I knew who Jhene Aiko was before I realized I knew who she was. She was on Kendrick Lamar’s Overly Dedicated project and a smattering of other projects in the early 2010s. By the time she’d released her own solo debut, Souled Out, in 2014 I had mostly heard of her because of the vibe music she made but because folks I knew didn’t think she could sing very well. Now, if I’m being completely honest, early on, I probably felt the same way. In fact, as this current mash-up of trap&b took hold and music shifted to a vibe-centric, airy-vocalized stylings I’m sure most of the artists who sang in this vein probably caught a lot of “what is this mess?” flack.

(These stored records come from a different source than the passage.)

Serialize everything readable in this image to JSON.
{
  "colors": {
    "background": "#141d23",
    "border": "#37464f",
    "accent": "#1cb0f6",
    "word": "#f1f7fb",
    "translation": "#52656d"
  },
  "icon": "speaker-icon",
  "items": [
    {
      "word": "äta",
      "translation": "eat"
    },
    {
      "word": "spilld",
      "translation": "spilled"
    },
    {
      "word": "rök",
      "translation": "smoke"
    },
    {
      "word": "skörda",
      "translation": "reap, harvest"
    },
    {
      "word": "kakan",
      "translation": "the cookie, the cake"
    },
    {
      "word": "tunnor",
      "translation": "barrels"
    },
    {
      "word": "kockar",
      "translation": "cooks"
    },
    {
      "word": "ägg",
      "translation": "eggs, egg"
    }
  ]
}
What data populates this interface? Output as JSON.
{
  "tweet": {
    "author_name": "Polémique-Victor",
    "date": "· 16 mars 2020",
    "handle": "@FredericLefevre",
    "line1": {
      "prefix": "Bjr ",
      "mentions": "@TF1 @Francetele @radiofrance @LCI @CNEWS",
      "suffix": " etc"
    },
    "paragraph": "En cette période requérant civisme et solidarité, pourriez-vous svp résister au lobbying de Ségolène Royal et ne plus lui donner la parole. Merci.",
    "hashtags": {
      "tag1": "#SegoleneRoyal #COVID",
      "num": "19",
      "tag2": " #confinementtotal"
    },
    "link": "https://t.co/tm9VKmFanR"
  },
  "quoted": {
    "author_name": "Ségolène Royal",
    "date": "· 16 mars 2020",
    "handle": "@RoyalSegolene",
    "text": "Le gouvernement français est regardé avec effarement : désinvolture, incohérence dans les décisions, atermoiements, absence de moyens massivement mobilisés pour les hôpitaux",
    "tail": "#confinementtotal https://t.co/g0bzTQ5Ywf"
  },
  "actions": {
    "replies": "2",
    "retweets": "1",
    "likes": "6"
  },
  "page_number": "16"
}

Except I actually like Jhene Aiko’s vocals. I’m thinking I’ve come around on this. For instance, I genuinely like her album, Trip. Whenever she shows up on songs, I find myself thinking, “this is alright.” Plus, she is responsible for one of the greatest song lyrics of all time—and I don’t mean this with even a hint of hyperbole—when she said “I might let your boy chauffeur me, but he gotta eat the booty like groceries” on Omarion’s song “Post To Be” (a great song). I wrote a whole article about the absurdity of this lyric, but it works so well even if it doesn’t. For what it’s worth, that article is probably my favorite thing I’ve ever written; I’m not sure how I feel about this or if this is the kind of thing that makes your parents proud, but I really enjoyed writing that article.
Anyway, at some point, I definitely took shots at Jhene Aiko’s vocal stylings. In the “eatin’ booty like groceries” article I even mentioned that she ironically titled a song “The Worst” and even now I’m not sure why I did that. Is she a great singer? I suppose that depends on who you ask. But, she is effective as hell at performing her songs and getting her emotions across. Plus, my generation, including me, made Ashanti a star singing very similarly. So how is it that we could enjoy Ashanti so much, even while poking fun on occasion, and then turn around and give artists like Jhene (who are very successful so she probably couldn’t care less) the blues over their vocals? So many mid-90s artists were literally vocalists as opposed to strong singers.
Jhene, my bad for any shots I took. I like your music. I even like your vocal stylings. I even like the songs I’ve clowned. Perhaps my tastes have changed and I’ve matured. Or maybe I got caught up in the rapture of love and social media clownery. Who knows? All I know is that I’m better now and while thinking about a potential Verzuz between Ashanti and Keyshia Cole, I realized that I’m championing a sound and vocals (I’d love to see that Verzuz) where if you swapped out the name I’d be quick to be like, “whew chile, the ghetto.” I’m a fan and I’m wrong and for that I apologize.
P.S. I love the song “Jukai” from Trip. At the 2:13 mark, you did that shit!